Parental digital awareness hinges not only on the parent being well-informed of the tools available to children for safe and efficient use of technology but also on her personal commitment to lead by example. As James Baldwin said, “Children have never been very good at listening to their elders, but they have never failed to imitate them.” If parental digital illiteracy can cause one type of problems to children, parental overindulgence in technology can raise a completely different set of equally serious issues. A constantly texting parent raises a constantly texting child. But more subtle, and more serious is the psychological effects of tech-saturated parenting. With increasing use of technology and gadgets by parents themselves, there is a very real risk of a social disconnect from their children, others, nature and often, themselves. This disconnect can have serious effects on the development of the child. The use of technology by parents as a baby-sitting aid has in part been fed by the often imaginary belief that “outdoors” is unsafe and the lack of time or motivation for parents themselves to spend leisurely evenings with the children out of the four walls of the house.
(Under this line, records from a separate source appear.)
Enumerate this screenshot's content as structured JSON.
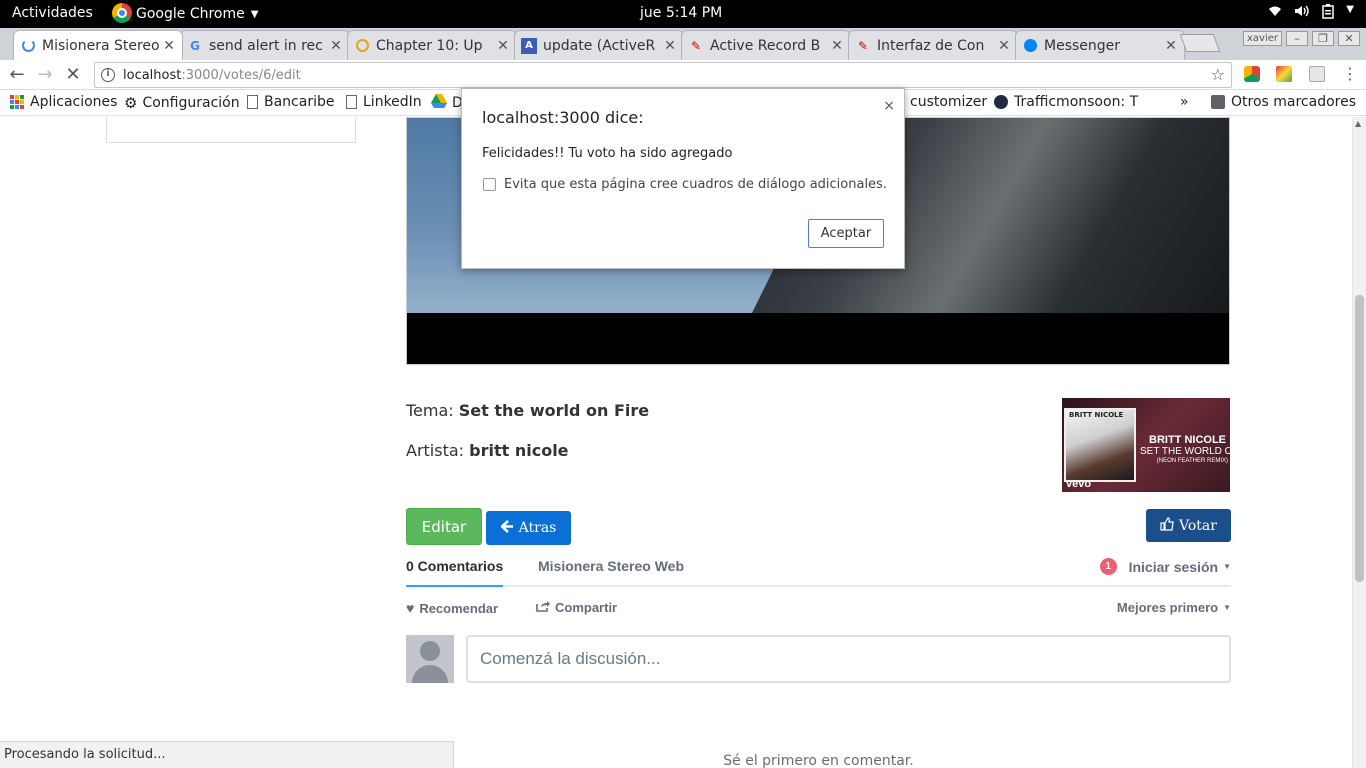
{
  "system_bar": {
    "activities": "Actividades",
    "app_name": "Google Chrome",
    "clock": "jue  5:14 PM"
  },
  "browser": {
    "tabs": [
      {
        "title": "Misionera Stereo",
        "active": true
      },
      {
        "title": "send alert in rec"
      },
      {
        "title": "Chapter 10: Up"
      },
      {
        "title": "update (ActiveR"
      },
      {
        "title": "Active Record B"
      },
      {
        "title": "Interfaz de Con"
      },
      {
        "title": "Messenger"
      }
    ],
    "profile_name": "xavier",
    "url_host": "localhost",
    "url_path": ":3000/votes/6/edit",
    "bookmarks": [
      {
        "label": "Aplicaciones"
      },
      {
        "label": "Configuración"
      },
      {
        "label": "Bancaribe"
      },
      {
        "label": "LinkedIn"
      },
      {
        "label": "D"
      },
      {
        "label": "customizer"
      },
      {
        "label": "Trafficmonsoon: T"
      },
      {
        "label": "Otros marcadores"
      }
    ],
    "status_text": "Procesando la solicitud..."
  },
  "page": {
    "tema_label": "Tema:",
    "tema_value": "Set the world on Fire",
    "artista_label": "Artista:",
    "artista_value": "britt nicole",
    "thumb": {
      "cover_text": "BRITT NICOLE",
      "artist": "BRITT NICOLE",
      "title": "SET THE WORLD ON F",
      "subtitle": "(NEON FEATHER REMIX)",
      "vevo": "vevo"
    },
    "editar_label": "Editar",
    "atras_label": "Atras",
    "votar_label": "Votar"
  },
  "disqus": {
    "comments_tab": "0 Comentarios",
    "site_tab": "Misionera Stereo Web",
    "notif_count": "1",
    "login_label": "Iniciar sesión",
    "recommend_label": "Recomendar",
    "share_label": "Compartir",
    "sort_label": "Mejores primero",
    "input_placeholder": "Comenzá la discusión...",
    "empty_text": "Sé el primero en comentar."
  },
  "dialog": {
    "title": "localhost:3000 dice:",
    "message": "Felicidades!! Tu voto ha sido agregado",
    "checkbox_label": "Evita que esta página cree cuadros de diálogo adicionales.",
    "ok_label": "Aceptar",
    "close_glyph": "×"
  },
  "colors": {
    "editar": "#5cb85c",
    "atras": "#0a70d6",
    "votar": "#1b4f8c",
    "disqus_accent": "#2e9fff",
    "badge": "#f05f70"
  }
}
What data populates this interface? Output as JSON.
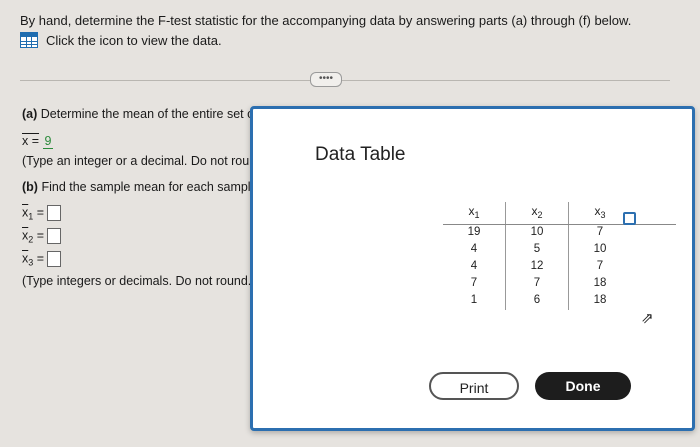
{
  "instruction": "By hand, determine the F-test statistic for the accompanying data by answering parts (a) through (f) below.",
  "data_link": "Click the icon to view the data.",
  "expand_label": "••••",
  "part_a": {
    "label": "(a)",
    "text": "Determine the mean of the entire set of",
    "answer_prefix": "x =",
    "answer_value": "9",
    "hint": "(Type an integer or a decimal. Do not roun"
  },
  "part_b": {
    "label": "(b)",
    "text": "Find the sample mean for each sample",
    "inputs": [
      {
        "var": "x",
        "sub": "1",
        "eq": "="
      },
      {
        "var": "x",
        "sub": "2",
        "eq": "="
      },
      {
        "var": "x",
        "sub": "3",
        "eq": "="
      }
    ],
    "hint": "(Type integers or decimals. Do not round.)"
  },
  "dialog": {
    "title": "Data Table",
    "columns": [
      {
        "var": "x",
        "sub": "1"
      },
      {
        "var": "x",
        "sub": "2"
      },
      {
        "var": "x",
        "sub": "3"
      }
    ],
    "rows": [
      [
        "19",
        "10",
        "7"
      ],
      [
        "4",
        "5",
        "10"
      ],
      [
        "4",
        "12",
        "7"
      ],
      [
        "7",
        "7",
        "18"
      ],
      [
        "1",
        "6",
        "18"
      ]
    ],
    "copy_icon": "copy-icon",
    "print_label": "Print",
    "done_label": "Done"
  },
  "colors": {
    "accent": "#2c6fb0",
    "answer_green": "#2a8a3a",
    "done_bg": "#1d1d1d"
  }
}
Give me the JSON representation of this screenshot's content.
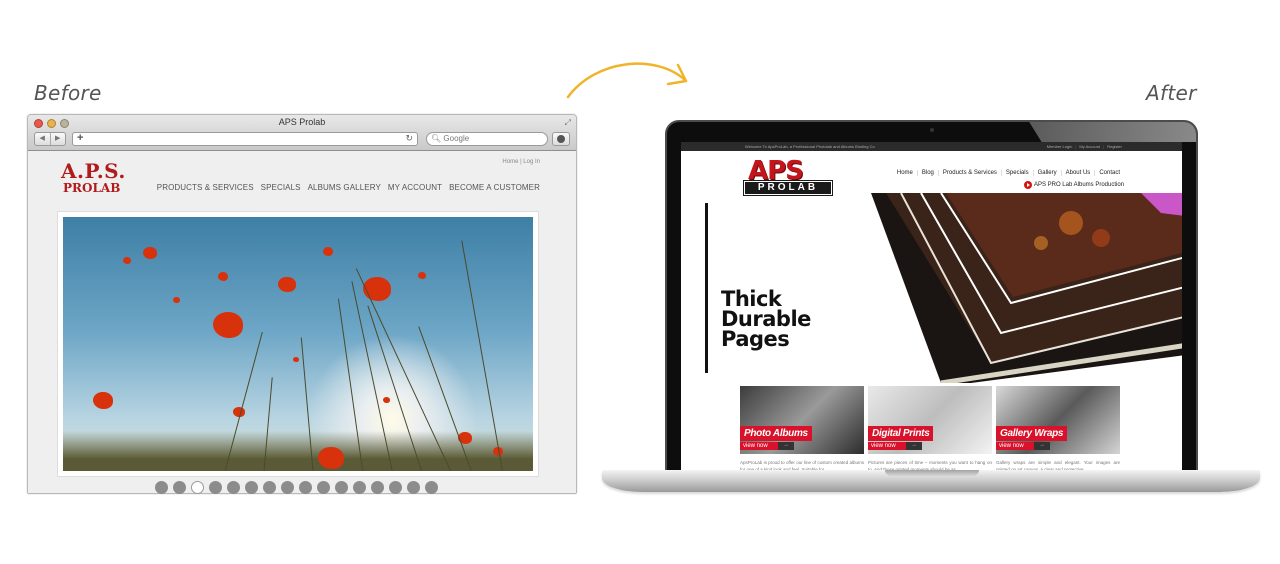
{
  "labels": {
    "before": "Before",
    "after": "After"
  },
  "colors": {
    "arrow": "#f0b429",
    "brand_red": "#d9122b",
    "old_logo_red": "#b01c1c"
  },
  "before": {
    "browser": {
      "window_title": "APS Prolab",
      "url_value": "",
      "search_placeholder": "Google",
      "back_icon": "◀",
      "forward_icon": "▶",
      "new_tab_icon": "+",
      "reload_icon": "↻",
      "fullscreen_icon": "⤢"
    },
    "site": {
      "top_links": "Home | Log In",
      "logo_line1": "A.P.S.",
      "logo_line2": "PROLAB",
      "nav": [
        "PRODUCTS & SERVICES",
        "SPECIALS",
        "ALBUMS GALLERY",
        "MY ACCOUNT",
        "BECOME A CUSTOMER"
      ],
      "slider_dots_count": 16,
      "slider_active_index": 2
    }
  },
  "after": {
    "topbar": {
      "welcome": "Welcome To ApsProLab, a Professional Photolab and Albums Binding Co",
      "links": [
        "Member Login",
        "My Account",
        "Register"
      ]
    },
    "logo": {
      "top": "APS",
      "bottom": "PROLAB"
    },
    "nav": [
      "Home",
      "Blog",
      "Products & Services",
      "Specials",
      "Gallery",
      "About Us",
      "Contact"
    ],
    "sub_link": "APS PRO Lab Albums Production",
    "hero": {
      "lines": [
        "Thick",
        "Durable",
        "Pages"
      ]
    },
    "cards": [
      {
        "title": "Photo Albums",
        "cta": "view now",
        "desc": "ApsProLab is proud to offer our line of custom created albums for one of a kind look and feel. Suitable for"
      },
      {
        "title": "Digital Prints",
        "cta": "view now",
        "desc": "Pictures are pieces of time – moments you want to hang on to. And those printed moments should be as"
      },
      {
        "title": "Gallery Wraps",
        "cta": "view now",
        "desc": "Gallery wraps are simple and elegant. Your images are printed on art canvas. A clear and protective"
      }
    ]
  }
}
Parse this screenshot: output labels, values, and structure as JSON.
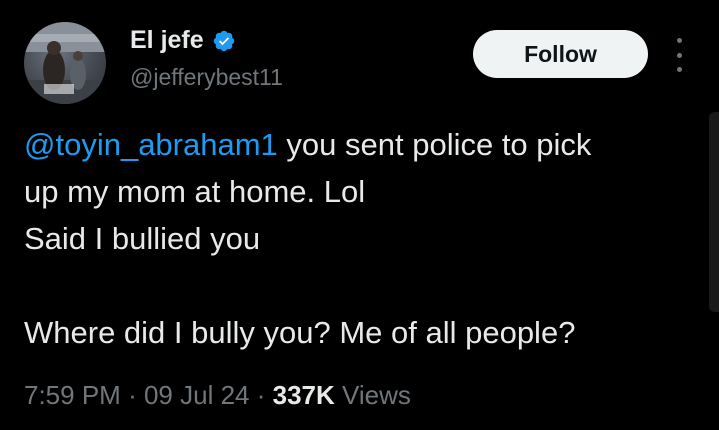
{
  "author": {
    "display_name": "El jefe",
    "handle": "@jefferybest11",
    "verified_icon": "verified-badge-icon",
    "verified_color": "#1d9bf0"
  },
  "actions": {
    "follow_label": "Follow",
    "more_icon": "more-options-icon"
  },
  "tweet": {
    "mention": "@toyin_abraham1",
    "line1_rest": " you sent police to pick",
    "line2": "up my mom at home. Lol",
    "line3": "Said I bullied you",
    "line4": "",
    "line5": "Where did I bully you? Me of all people?"
  },
  "meta": {
    "time": "7:59 PM",
    "separator": "·",
    "date": "09 Jul 24",
    "views_count": "337K",
    "views_label": "Views"
  },
  "colors": {
    "background": "#000000",
    "text": "#e7e9ea",
    "secondary": "#71767b",
    "link": "#1d9bf0",
    "button_bg": "#eff3f4"
  }
}
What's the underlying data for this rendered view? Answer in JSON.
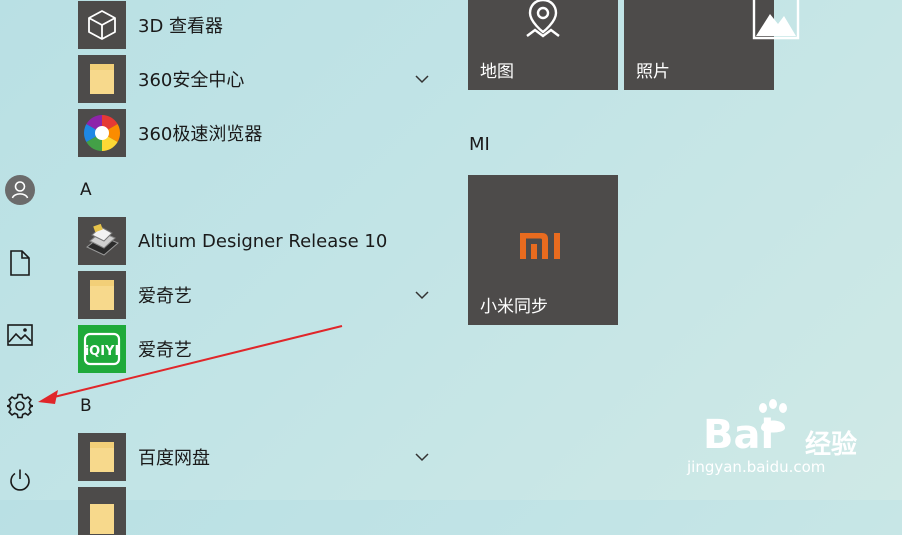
{
  "apps": [
    {
      "label": "3D 查看器",
      "icon": "cube-icon",
      "expandable": false
    },
    {
      "label": "360安全中心",
      "icon": "folder-icon",
      "expandable": true
    },
    {
      "label": "360极速浏览器",
      "icon": "360-browser-icon",
      "expandable": false
    },
    {
      "label": "Altium Designer Release 10",
      "icon": "altium-icon",
      "expandable": false
    },
    {
      "label": "爱奇艺",
      "icon": "folder-icon",
      "expandable": true
    },
    {
      "label": "爱奇艺",
      "icon": "iqiyi-icon",
      "expandable": false
    },
    {
      "label": "百度网盘",
      "icon": "folder-icon",
      "expandable": true
    }
  ],
  "sections": {
    "a": "A",
    "b": "B"
  },
  "tiles": {
    "maps": "地图",
    "photos": "照片",
    "group_title": "MI",
    "xiaomi_sync": "小米同步"
  },
  "watermark": {
    "brand": "Bai",
    "brand2": "经验",
    "url": "jingyan.baidu.com"
  },
  "colors": {
    "tile": "#4d4b4a",
    "mi_orange": "#e86b1f",
    "folder": "#f7d98c",
    "arrow": "#e0262a"
  }
}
A disturbing Canadian study shows that parents spend an average 3.5 minutes per week in meaningful conversation with their children. In many homes, the room with the television has become the dining room and family conversations have languished as a result of adults and children being glued to the big box, or its smaller hand-held versions. To adapt Sheldon Cooper, the smaller the box, the more concentrated the idiocy. Sherry Turkle, director of the Massachusetts Institute of Technology Initiative on Technology and Self, found after painstaking research over fifteen years that parental overuse of technology fosters feelings of hurt, jealousy and competition in children.
Parenting, as is often said, involves giving kids wings to fly and roots on which to stand. Parenting in the digital age can only be more so. The only path ahead involves conscientious and conscious participation, rather than outright techno phobia or philia, to provide an inclusive life where the parents join children and schools in balanced technological engagement that does not compromise on the ability of society in general, to stop and smell the roses.